“She’ll keep you up long past your bedtime,” Stephen King once said about Mercedes Lackey, and it’s appeared on numerous of her books since. It’s true enough, considering that I stayed up a bit late last night to finish Beyond World’s End, and even later to start this post. But some things are worth missing a bit of sleep for.
Beyond World’s End is the first Eric Banyon book after he spent some time living Underhill with the elves, learning how to really use his power as a Bard. This book, coauthored with Rosemary Edghill, was published in 2000, and takes place right around the turn of the century. CDs are in, computers are becoming important, but cell phones are not vital to everyday life yet. They do exist, and they’re well, not nearly as small as they would be within a few short years. If you wanted to do more than phone calls, you’d have a Blackberry.
This is the first in a set of books that sees Eric as an adult, laying his ghosts to rest and making a place for himself in the world.

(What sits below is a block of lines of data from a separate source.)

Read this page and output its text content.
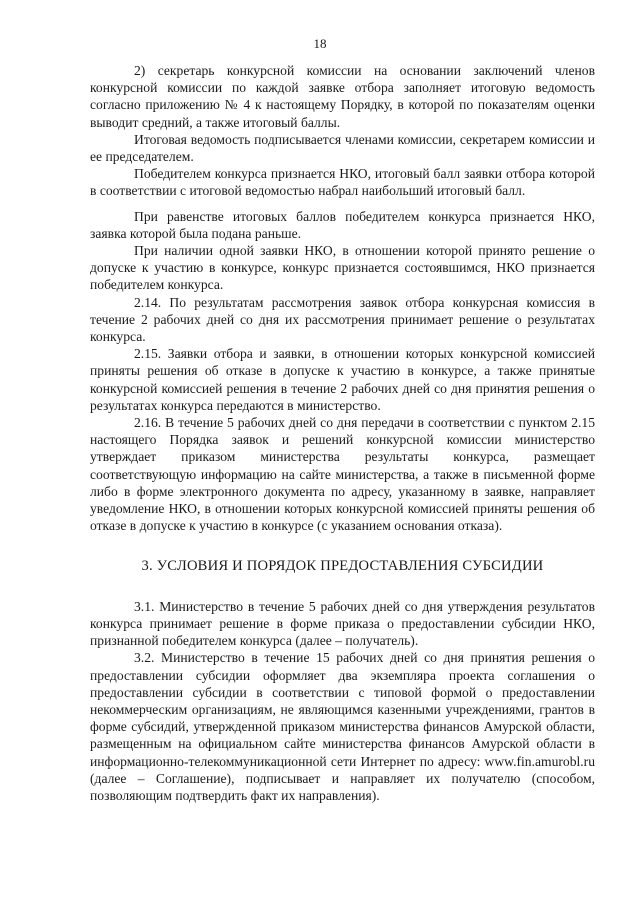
18

2) секретарь конкурсной комиссии на основании заключений членов конкурсной комиссии по каждой заявке отбора заполняет итоговую ведомость согласно приложению № 4 к настоящему Порядку, в которой по показателям оценки выводит средний, а также итоговый баллы.

Итоговая ведомость подписывается членами комиссии, секретарем комиссии и ее председателем.

Победителем конкурса признается НКО, итоговый балл заявки отбора которой в соответствии с итоговой ведомостью набрал наибольший итоговый балл.

При равенстве итоговых баллов победителем конкурса признается НКО, заявка которой была подана раньше.

При наличии одной заявки НКО, в отношении которой принято решение о допуске к участию в конкурсе, конкурс признается состоявшимся, НКО признается победителем конкурса.

2.14. По результатам рассмотрения заявок отбора конкурсная комиссия в течение 2 рабочих дней со дня их рассмотрения принимает решение о результатах конкурса.

2.15. Заявки отбора и заявки, в отношении которых конкурсной комиссией приняты решения об отказе в допуске к участию в конкурсе, а также принятые конкурсной комиссией решения в течение 2 рабочих дней со дня принятия решения о результатах конкурса передаются в министерство.

2.16. В течение 5 рабочих дней со дня передачи в соответствии с пунктом 2.15 настоящего Порядка заявок и решений конкурсной комиссии министерство утверждает приказом министерства результаты конкурса, размещает соответствующую информацию на сайте министерства, а также в письменной форме либо в форме электронного документа по адресу, указанному в заявке, направляет уведомление НКО, в отношении которых конкурсной комиссией приняты решения об отказе в допуске к участию в конкурсе (с указанием основания отказа).

3. УСЛОВИЯ И ПОРЯДОК ПРЕДОСТАВЛЕНИЯ СУБСИДИИ

3.1. Министерство в течение 5 рабочих дней со дня утверждения результатов конкурса принимает решение в форме приказа о предоставлении субсидии НКО, признанной победителем конкурса (далее – получатель).

3.2. Министерство в течение 15 рабочих дней со дня принятия решения о предоставлении субсидии оформляет два экземпляра проекта соглашения о предоставлении субсидии в соответствии с типовой формой о предоставлении некоммерческим организациям, не являющимся казенными учреждениями, грантов в форме субсидий, утвержденной приказом министерства финансов Амурской области, размещенным на официальном сайте министерства финансов Амурской области в информационно-телекоммуникационной сети Интернет по адресу: www.fin.amurobl.ru (далее – Соглашение), подписывает и направляет их получателю (способом, позволяющим подтвердить факт их направления).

These books also are the focal point where most of Lackey’s urban fantasy meets each other. There’s a number of references and even a cameo or two hidden throughout as different groups meet. Things never quite reach fanfiction levels of main characters getting to know each other in depth, or, thank goodness, shipping. Still, it’s quite entertaining.
I followed that up with Spirits White as Lightning, the second of the once-modern-day Eric Banyon books. This one came out in 2002, so it’s already a bit dated. Witness that our main character does not yet have a cell phone. This book concludes the drama begun in Beyond World’s End and begins to set up characters for the following books.
What I really enjoy about these books is that they build on the foundations of the earlier series (plural) and expand the world and the way we see it with each new volume. It’s always fun to see how Lackey and her coathors can unfold new and more interesting situations, events, and characters. These later Eric Banyon books are more intertwined than most of the rest of the novels set in this world, and truly function as a series in and of themselves.
It’s much harder to read only one of this set of books in particular, given how closely they all tie together. The 80s/90s books do tie in, but there’s not nearly as much foreshadowing and stage-setting. An entire small section of Spirits White as Lightning is devoted to establishing the character Ace, who won’t become a main character until the next book, Mad Maudlin.
I also appreciate the fact that, with this world of books in particular, the more I read and listen and learn, the more references I catch. When one character asks another “How are you at dealing with dragons?” I cannot help but think OH MY GOD SOMEONE HAS READ PATRICIA C. WREDE! Dealing with Dragons is the first book in the Enchanted Forest Chronicles, a series from the 80s that I adored as a kid. I remember in sixth grade, I think, there was some kind of assignment that involved illustrating a fictional character, and I chose Kazul from Wrede’s series. I still have pencil underlines in that book where I had marked physical descriptions for later use. It’s probably best not to get me started about how many references suddenly made a lot more sense after someone dumped a large pile of They Might Be Giants mp3s on me in college.
I don’t read a lot of books that cater to fans in subtle ways, mostly because so many of them are set elsewhere. Those that are set in our world tend to either be a lot more obvious about name-checking or ignore it entirely and focus on the story (or they choose to reference things I am unfamiliar with). So the slight nods here and there make me super happy.
Also elves are weird. If they weren’t, Kory and the microwave popcorn wouldn’t keep coming up.